Being a leader in a c-store environment is no easy task. From reducing turnover to keeping existing employees engaged and ensuring you’ve got the right people doing the right jobs, it takes a lot to keep your company ship sailing in the right direction.
For the past five months, participants in the NACS Leadership for Success Program have engaged in projects within their own companies, encouraging them—and their employees—to develop plans, set goals and track their progress.
The results of those projects were the forefront of Thursday’s two-part session “Ideas in Action: Solutions from the Frontline.”
Four teams comprising a total of 20 district managers, territory managers, division managers and other leaders shared stories of how they tackled issues within their own companies head on—and the lessons they learned along the way.
The first team up, team Phoenix, looked at team building, employee motivation and retention, and promoting and empowering leadership within the company.
Bruce Jenson, district manager for Parkland USA, shared how he helped create resources within his company to help empower his store managers, including an operational excellence team, a category management team and a facilities maintenance team. One of the big things he learned was to let his teams know there’s nothing wrong with making decisions and making mistakes.
“It’s been a cultural change for the store managers themselves,” he said. “Letting them know that it’s okay to make mistakes. I make mistakes every single day. I try to learn from them and move on. The biggest thing is make a decision. If we want a different outcome later we can talk about it and how you could have made a different decision.

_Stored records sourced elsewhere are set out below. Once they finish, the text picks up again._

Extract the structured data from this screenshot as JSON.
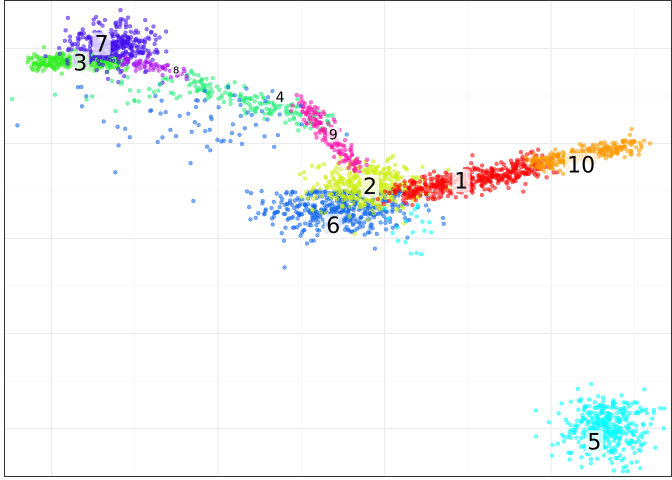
{
  "chart_data": {
    "type": "scatter",
    "title": "",
    "xlabel": "",
    "ylabel": "",
    "xlim": [
      0,
      100
    ],
    "ylim": [
      0,
      100
    ],
    "grid": true,
    "legend": "none",
    "clusters": [
      {
        "id": "1",
        "label": "1",
        "color": "#ff0000",
        "center": [
          68.5,
          62.5
        ],
        "spread": [
          7.0,
          2.2
        ],
        "count": 420,
        "label_size": "large"
      },
      {
        "id": "2",
        "label": "2",
        "color": "#ccee11",
        "center": [
          54.5,
          61.0
        ],
        "spread": [
          4.0,
          2.6
        ],
        "count": 380,
        "label_size": "large"
      },
      {
        "id": "3",
        "label": "3",
        "color": "#33ee22",
        "center": [
          10.0,
          86.5
        ],
        "spread": [
          4.8,
          1.5
        ],
        "count": 300,
        "label_size": "large"
      },
      {
        "id": "4",
        "label": "4",
        "color": "#22ee77",
        "center": [
          37.0,
          78.0
        ],
        "spread": [
          7.5,
          2.8
        ],
        "count": 160,
        "label_size": "medium"
      },
      {
        "id": "5",
        "label": "5",
        "color": "#00ffff",
        "center": [
          90.0,
          10.0
        ],
        "spread": [
          3.0,
          3.6
        ],
        "count": 380,
        "label_size": "large"
      },
      {
        "id": "6",
        "label": "6",
        "color": "#1166ee",
        "center": [
          50.5,
          56.5
        ],
        "spread": [
          5.5,
          3.0
        ],
        "count": 460,
        "label_size": "large"
      },
      {
        "id": "7",
        "label": "7",
        "color": "#4411ee",
        "center": [
          16.0,
          90.5
        ],
        "spread": [
          3.2,
          2.5
        ],
        "count": 360,
        "label_size": "large"
      },
      {
        "id": "8",
        "label": "8",
        "color": "#aa11ee",
        "center": [
          23.0,
          85.5
        ],
        "spread": [
          2.5,
          1.2
        ],
        "count": 60,
        "label_size": "small"
      },
      {
        "id": "9",
        "label": "9",
        "color": "#ff11aa",
        "center": [
          50.0,
          72.5
        ],
        "spread": [
          2.0,
          4.0
        ],
        "count": 150,
        "label_size": "medium"
      },
      {
        "id": "10",
        "label": "10",
        "color": "#ff9900",
        "center": [
          87.0,
          68.0
        ],
        "spread": [
          5.5,
          1.6
        ],
        "count": 260,
        "label_size": "large"
      }
    ],
    "label_positions": {
      "1": [
        68.5,
        62.2
      ],
      "2": [
        54.8,
        61.0
      ],
      "3": [
        11.3,
        87.0
      ],
      "4": [
        41.3,
        79.8
      ],
      "5": [
        88.5,
        7.2
      ],
      "6": [
        49.3,
        52.8
      ],
      "7": [
        14.5,
        91.0
      ],
      "8": [
        25.7,
        85.5
      ],
      "9": [
        49.3,
        71.9
      ],
      "10": [
        86.5,
        65.6
      ]
    },
    "x_grid_major": [
      7,
      32,
      57,
      82
    ],
    "y_grid_major": [
      10,
      30,
      50,
      70,
      90
    ]
  }
}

But really the first step is make a decision, it will be okay. There’s nothing we can’t fix down the road.”
For the next team, the Aviarists, the focus was on employee retention, defining a brand, following the process to improve results and building a pipeline of internal talent.
Joyce Jones, district manager for Love’s Travel Stops, outlined how she compared two stores in her company to determine the effect following processes would have on improving turnover and increasing sales. One store didn’t follow all processes and, while that store saw improvements, those improvements were not as good as the store that followed all processes to the letter.

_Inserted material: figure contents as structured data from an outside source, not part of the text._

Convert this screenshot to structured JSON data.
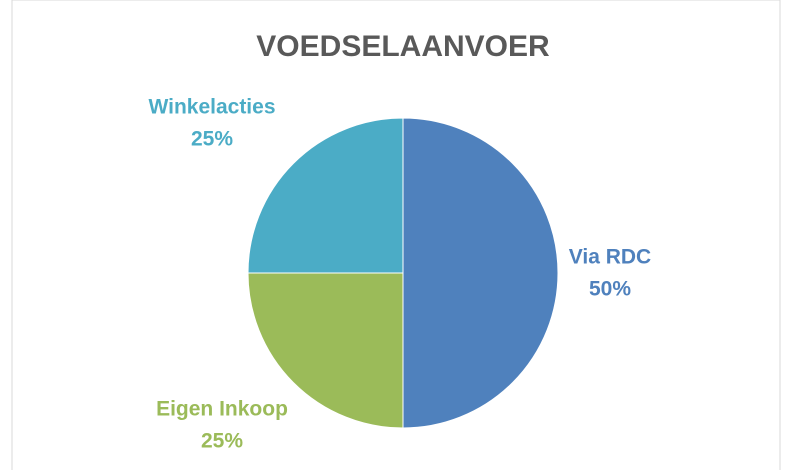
{
  "chart_data": {
    "type": "pie",
    "title": "VOEDSELAANVOER",
    "categories": [
      "Via RDC",
      "Eigen Inkoop",
      "Winkelacties"
    ],
    "values": [
      50,
      25,
      25
    ],
    "value_labels": [
      "50%",
      "25%",
      "25%"
    ],
    "colors": [
      "#4f81bd",
      "#9bbb59",
      "#4bacc6"
    ]
  }
}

“That store is now able to give better feedback about what worked and what didn’t and give better suggestions on how to improve the processes,” she said.

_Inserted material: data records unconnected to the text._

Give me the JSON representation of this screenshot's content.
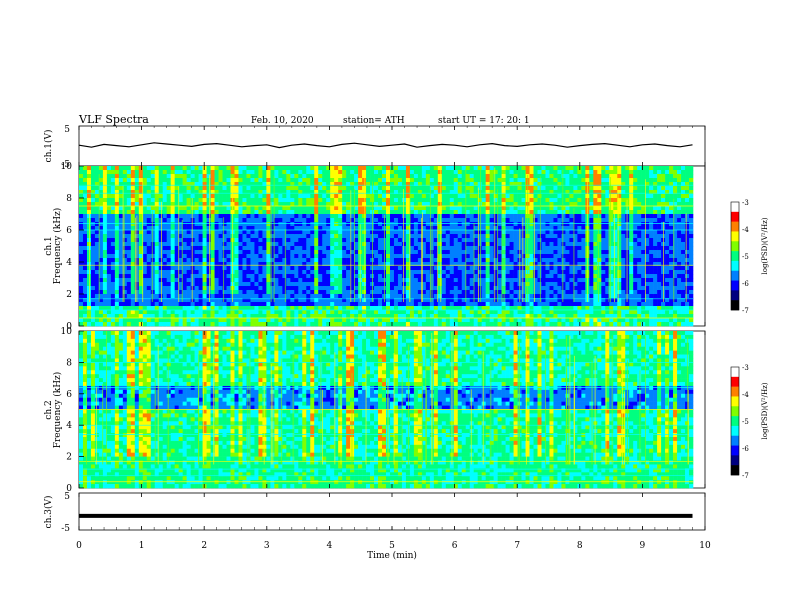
{
  "header": {
    "title": "VLF Spectra",
    "date": "Feb. 10, 2020",
    "station": "station= ATH",
    "start": "start  UT  =    17: 20: 1"
  },
  "chart_data": [
    {
      "type": "line",
      "name": "ch1-waveform",
      "ylabel": "ch.1(V)",
      "ylim": [
        -5,
        5
      ],
      "yticks": [
        "5",
        "-5"
      ],
      "xlim": [
        0,
        10
      ],
      "x": [
        0,
        0.2,
        0.4,
        0.6,
        0.8,
        1.0,
        1.2,
        1.4,
        1.6,
        1.8,
        2.0,
        2.2,
        2.4,
        2.6,
        2.8,
        3.0,
        3.2,
        3.4,
        3.6,
        3.8,
        4.0,
        4.2,
        4.4,
        4.6,
        4.8,
        5.0,
        5.2,
        5.4,
        5.6,
        5.8,
        6.0,
        6.2,
        6.4,
        6.6,
        6.8,
        7.0,
        7.2,
        7.4,
        7.6,
        7.8,
        8.0,
        8.2,
        8.4,
        8.6,
        8.8,
        9.0,
        9.2,
        9.4,
        9.6,
        9.8
      ],
      "y": [
        0.2,
        -0.3,
        0.4,
        0.1,
        -0.2,
        0.3,
        0.8,
        0.5,
        0.2,
        -0.1,
        0.4,
        0.6,
        0.2,
        -0.2,
        0.1,
        0.3,
        -0.4,
        0.2,
        0.5,
        0.1,
        -0.2,
        0.4,
        0.7,
        0.3,
        -0.1,
        0.2,
        0.5,
        -0.3,
        0.1,
        0.4,
        0.2,
        -0.2,
        0.3,
        0.6,
        0.1,
        -0.1,
        0.3,
        0.5,
        0.2,
        -0.3,
        0.1,
        0.4,
        0.6,
        0.2,
        -0.2,
        0.3,
        0.5,
        0.1,
        -0.2,
        0.3
      ]
    },
    {
      "type": "heatmap",
      "name": "ch2-spectrogram-top",
      "ylabel_line1": "ch.1",
      "ylabel_line2": "Frequency (kHz)",
      "ylim": [
        0,
        10
      ],
      "yticks": [
        "0",
        "2",
        "4",
        "6",
        "8",
        "10"
      ],
      "xlim": [
        0,
        10
      ],
      "colorbar": {
        "label": "log(PSD)(V²/Hz)",
        "range": [
          -7,
          -3
        ],
        "ticks": [
          "-3",
          "-4",
          "-5",
          "-6",
          "-7"
        ]
      }
    },
    {
      "type": "heatmap",
      "name": "ch2-spectrogram-bottom",
      "ylabel_line1": "ch.2",
      "ylabel_line2": "Frequency (kHz)",
      "ylim": [
        0,
        10
      ],
      "yticks": [
        "0",
        "2",
        "4",
        "6",
        "8",
        "10"
      ],
      "xlim": [
        0,
        10
      ],
      "colorbar": {
        "label": "log(PSD)(V²/Hz)",
        "range": [
          -7,
          -3
        ],
        "ticks": [
          "-3",
          "-4",
          "-5",
          "-6",
          "-7"
        ]
      }
    },
    {
      "type": "line",
      "name": "ch3-waveform",
      "ylabel": "ch.3(V)",
      "ylim": [
        -5,
        5
      ],
      "yticks": [
        "5",
        "-5"
      ],
      "xlim": [
        0,
        10
      ],
      "x": [
        0,
        9.8
      ],
      "y": [
        -1.2,
        -1.2
      ]
    }
  ],
  "xaxis": {
    "label": "Time (min)",
    "ticks": [
      "0",
      "1",
      "2",
      "3",
      "4",
      "5",
      "6",
      "7",
      "8",
      "9",
      "10"
    ]
  },
  "colors": {
    "cmap": [
      "#000080",
      "#0000ff",
      "#0080ff",
      "#00ffff",
      "#00ff80",
      "#80ff00",
      "#ffff00",
      "#ff8000",
      "#ff0000",
      "#ffffff"
    ]
  }
}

Team True Grit looked at training and retention, building your bench, developing leaders and recognition within the company environment. Derral Draper, district manager with Maverik Inc., decided to focus on recognizing difference-makers at his stores. He said he learned that he tended to over-recognize people for too many things instead of just focusing on the important accomplishments.
“I found that in certain stores, with certain leaders there was a perception that I didn’t recognize their efforts enough,” he said. “I found out that sometimes, too much recognition is not necessarily a good thing. Some of my store directors had become accustomed to this behavior and it was no longer effective. I decided to change my behavior in those stores and only recognize big wins. In this way I was giving meaningful recognition.”
The last team to present, the Learning League, focused on store management leadership, recognition, employee engagement and standardization.
Ron Walker, district manager for Fast Break of Oregon, detailed how he handled some of the poor image evaluations, demoralized team members and consumer complaints that were coming from his stores—most of which are located in small towns where there isn’t much else.
His solution was to create the position of image and maintenance supervisor. The person put into that position transformed how the company was able to maintain its stores and respond to customer concerns.
“He was able to foster such a positive environment and have so much fun that he was attracting other individuals from the field to work side by side with him,” Walker said. “We have happy new and existing customers. We ended up creating more opportunities in the organization.”